Edmunds’ art is included in the permanent collections of the African American Museum in Philadelphia; Renwick Gallery at the Smithsonian American Art Museum, Washington, DC; Philadelphia Museum of Art; Harvard University Museums, Cambridge, MA; University of Texas-Austin; and Pennsylvania Academy of the Fine Arts, Philadelphia.

He is a recipient of Pennsylvania Council on the Arts and National Endowment for the Arts artist fellowships and was honored with the Education Achievement Award of The Print Center of Philadelphia. He is a former Getty Museum Management Fellow and Senior Research Associate in printmaking and computer graphics at the South Glamorgan School of Art, Cardiff, Wales. Edmunds worked tirelessly to bring the Artura.org website into existence and served as its interim director for over a decade of planning, implementation, and initial operation. Edmunds personal archives are housed at the Charles L. Blockson Collection at Temple University, Philadelphia.

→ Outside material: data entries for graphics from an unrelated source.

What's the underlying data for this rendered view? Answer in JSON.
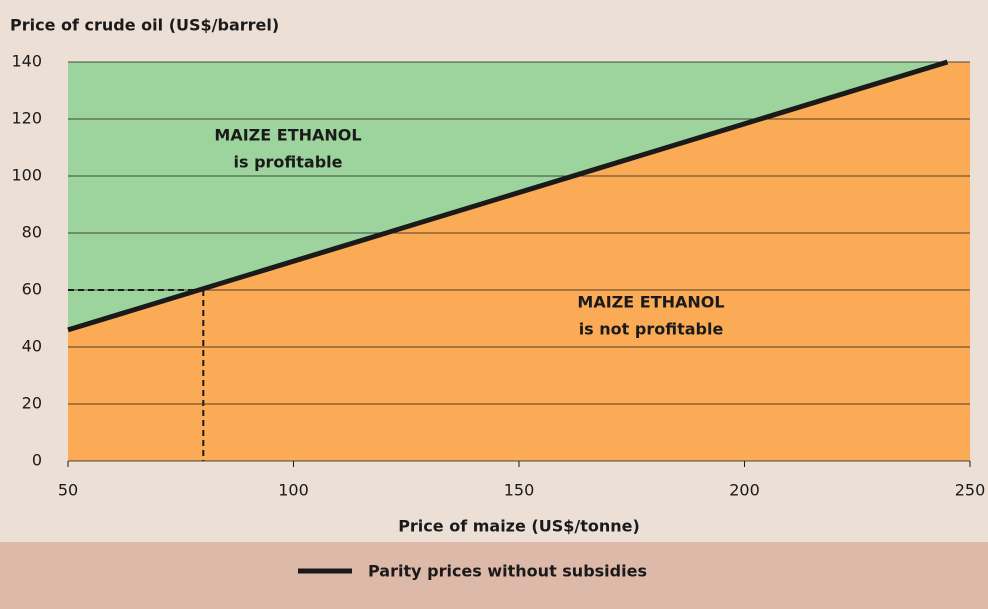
{
  "chart_data": {
    "type": "line",
    "ylabel": "Price of crude oil (US$/barrel)",
    "xlabel": "Price of maize (US$/tonne)",
    "xlim": [
      50,
      250
    ],
    "xticks": [
      50,
      100,
      150,
      200,
      250
    ],
    "ylim": [
      0,
      140
    ],
    "yticks": [
      0,
      20,
      40,
      60,
      80,
      100,
      120,
      140
    ],
    "grid": true,
    "series": [
      {
        "name": "Parity prices without subsidies",
        "color": "#1a1a1a",
        "x": [
          50,
          245
        ],
        "values": [
          46,
          140
        ]
      }
    ],
    "reference_point": {
      "x": 80,
      "y": 60
    },
    "region_colors": {
      "above": "#9dd39c",
      "below": "#fbab56"
    },
    "annotations": [
      [
        "MAIZE ETHANOL",
        "is profitable"
      ],
      [
        "MAIZE ETHANOL",
        "is not profitable"
      ]
    ]
  }
}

VIDEO: How Allan Edmunds started Brandywine Workshop and Archives



Curriculum Connections

Suggested Topics for World History and Visual Literacy

World History, Visual Literacy

The archives of history have manifold reference points and are opening up to public access to offer new narratives based on the documents and evidence that exist, including first- person notes and recorded interviews. As new resources become available and new evidence comes to light, an “archival fever” has arisen among artists who incorporate found photographs and documents into their artwork and offer profound, documented evidence and versions of history that may have been hidden, denied, or misrepresented previously.

Our abilities as viewers to understand the messages and connections that the artists hope their imagery will convey is largely based on the extent of our own experi- ences and information that we bring to viewing and interpreting the artwork. In many countries, these types of messages are not brought to broad public attention and are often considered subversive.